Tuesday, June 25, 2013

A Case for Cloud - Colorado Technology Association - Chris Kemp, Nebula Co-Founder

getting to cloud
Speaking from the Governor's mansion in Denver, Chris Kemp, explained the birth of OpenStack from his CTO role at NASA and the subsequent commercialization of Nebula, the first cloud computer.

Who might need a cloud computer?  Startup business can trade-off the use of cloud services through an anonymity. However, when those monthly bills reach $100k and the core business relies on the protection of its data and intellectual property, it is time to manage your own private cloud.

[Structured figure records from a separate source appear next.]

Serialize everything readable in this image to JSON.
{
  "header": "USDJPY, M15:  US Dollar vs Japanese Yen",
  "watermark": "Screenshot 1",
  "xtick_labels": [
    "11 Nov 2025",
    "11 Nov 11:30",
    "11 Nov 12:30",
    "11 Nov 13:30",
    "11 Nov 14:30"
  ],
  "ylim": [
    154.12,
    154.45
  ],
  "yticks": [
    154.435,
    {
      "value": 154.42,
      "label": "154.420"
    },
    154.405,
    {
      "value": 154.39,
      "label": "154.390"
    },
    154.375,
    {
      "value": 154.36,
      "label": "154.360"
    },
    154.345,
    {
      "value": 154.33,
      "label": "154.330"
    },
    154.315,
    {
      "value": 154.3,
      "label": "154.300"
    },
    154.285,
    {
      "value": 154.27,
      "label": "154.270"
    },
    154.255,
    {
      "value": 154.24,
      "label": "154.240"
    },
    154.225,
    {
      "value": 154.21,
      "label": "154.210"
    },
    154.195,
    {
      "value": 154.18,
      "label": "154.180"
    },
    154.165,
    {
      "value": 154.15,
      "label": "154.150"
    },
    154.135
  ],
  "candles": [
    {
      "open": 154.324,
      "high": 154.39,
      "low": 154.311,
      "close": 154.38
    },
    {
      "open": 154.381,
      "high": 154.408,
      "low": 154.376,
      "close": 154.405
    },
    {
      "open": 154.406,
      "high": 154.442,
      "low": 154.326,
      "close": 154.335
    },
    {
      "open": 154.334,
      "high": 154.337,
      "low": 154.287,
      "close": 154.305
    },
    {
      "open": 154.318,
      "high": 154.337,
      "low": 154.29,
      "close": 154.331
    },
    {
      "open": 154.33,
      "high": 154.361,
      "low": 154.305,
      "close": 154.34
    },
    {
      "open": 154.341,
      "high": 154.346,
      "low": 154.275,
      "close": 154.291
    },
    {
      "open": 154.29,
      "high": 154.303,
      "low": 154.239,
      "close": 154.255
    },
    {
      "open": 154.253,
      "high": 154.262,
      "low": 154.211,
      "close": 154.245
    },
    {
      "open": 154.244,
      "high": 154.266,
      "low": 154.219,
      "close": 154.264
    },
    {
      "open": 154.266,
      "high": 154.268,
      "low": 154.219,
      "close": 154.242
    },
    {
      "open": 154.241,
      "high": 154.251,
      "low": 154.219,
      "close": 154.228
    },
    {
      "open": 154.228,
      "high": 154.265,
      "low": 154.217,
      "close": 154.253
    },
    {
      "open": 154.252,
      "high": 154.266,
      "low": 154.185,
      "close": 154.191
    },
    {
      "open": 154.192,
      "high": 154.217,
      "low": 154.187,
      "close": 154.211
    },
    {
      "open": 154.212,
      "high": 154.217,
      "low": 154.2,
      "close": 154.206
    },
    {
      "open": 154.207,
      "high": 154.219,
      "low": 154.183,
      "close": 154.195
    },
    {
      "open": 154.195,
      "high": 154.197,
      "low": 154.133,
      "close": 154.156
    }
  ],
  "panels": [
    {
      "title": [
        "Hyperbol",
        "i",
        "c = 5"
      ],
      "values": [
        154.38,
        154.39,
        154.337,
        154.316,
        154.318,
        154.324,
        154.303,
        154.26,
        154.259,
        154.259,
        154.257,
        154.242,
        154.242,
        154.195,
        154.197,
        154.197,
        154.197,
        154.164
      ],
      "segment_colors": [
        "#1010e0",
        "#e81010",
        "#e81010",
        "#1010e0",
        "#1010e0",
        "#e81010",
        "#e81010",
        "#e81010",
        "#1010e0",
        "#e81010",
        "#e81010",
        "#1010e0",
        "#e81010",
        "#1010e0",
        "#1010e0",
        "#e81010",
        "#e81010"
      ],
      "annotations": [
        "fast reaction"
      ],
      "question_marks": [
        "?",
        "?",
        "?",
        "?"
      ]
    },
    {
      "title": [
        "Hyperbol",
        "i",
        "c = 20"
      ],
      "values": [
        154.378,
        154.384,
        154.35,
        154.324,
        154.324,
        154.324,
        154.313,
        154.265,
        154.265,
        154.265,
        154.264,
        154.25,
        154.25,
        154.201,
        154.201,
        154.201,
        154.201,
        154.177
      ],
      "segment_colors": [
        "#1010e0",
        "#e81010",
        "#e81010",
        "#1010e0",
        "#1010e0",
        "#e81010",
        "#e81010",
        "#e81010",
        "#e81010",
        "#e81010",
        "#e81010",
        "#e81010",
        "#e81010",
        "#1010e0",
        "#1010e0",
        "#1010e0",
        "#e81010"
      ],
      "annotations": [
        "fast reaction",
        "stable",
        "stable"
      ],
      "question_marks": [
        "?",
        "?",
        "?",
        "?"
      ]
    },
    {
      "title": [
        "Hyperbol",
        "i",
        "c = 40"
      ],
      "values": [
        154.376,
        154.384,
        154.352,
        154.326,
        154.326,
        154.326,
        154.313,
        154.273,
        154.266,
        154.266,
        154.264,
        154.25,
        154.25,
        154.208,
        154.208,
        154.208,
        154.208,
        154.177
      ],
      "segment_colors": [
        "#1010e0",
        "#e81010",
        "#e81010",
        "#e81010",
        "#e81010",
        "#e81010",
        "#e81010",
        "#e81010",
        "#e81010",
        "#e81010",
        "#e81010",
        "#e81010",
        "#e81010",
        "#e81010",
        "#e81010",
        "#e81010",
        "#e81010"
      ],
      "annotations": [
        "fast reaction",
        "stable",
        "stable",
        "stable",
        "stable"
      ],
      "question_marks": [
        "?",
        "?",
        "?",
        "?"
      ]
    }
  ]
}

Chris' vision of computing based on current trending of tablet sales outpacing desktop computers and 15% of internet access coming from mobile devices, he sees the future of centralized apps and data in massive datacenters serving dozens of sensing computers per person. However, current datacenter architecture physically separates enormous storage devices from large racks of servers which won't serve anytime, anywhere mobile demand.

How do you afford a cloud? Cloud controllers, like Nebula, can integrate massive storage and cheap server computing inside the same rack thanks to recent performance gains in SSD harddrives and CPU technologies (like ARM chips). Where virtualization provides the efficient use of servers, by creating up to 10 server environments to serve multiple applications, an enterprise will use the most robust blade hardware to minimize outages. A cloud controller manages 20 servers in one rack, treating them all as a single server resource with flexible processing power. The enterprise will use inexpensive 2U servers that are hot-swappable.

While the largest enterprises will build their own private clouds from OpenStack standards, everyone can own a cloud now.


Chris Kemp, former NASA CTO and co-founder of OpenStack & Nebula, spoke to Denver technologists about a cloud controller, how to drive cloud adoption and stop storing petabytes of information separate from computing servers.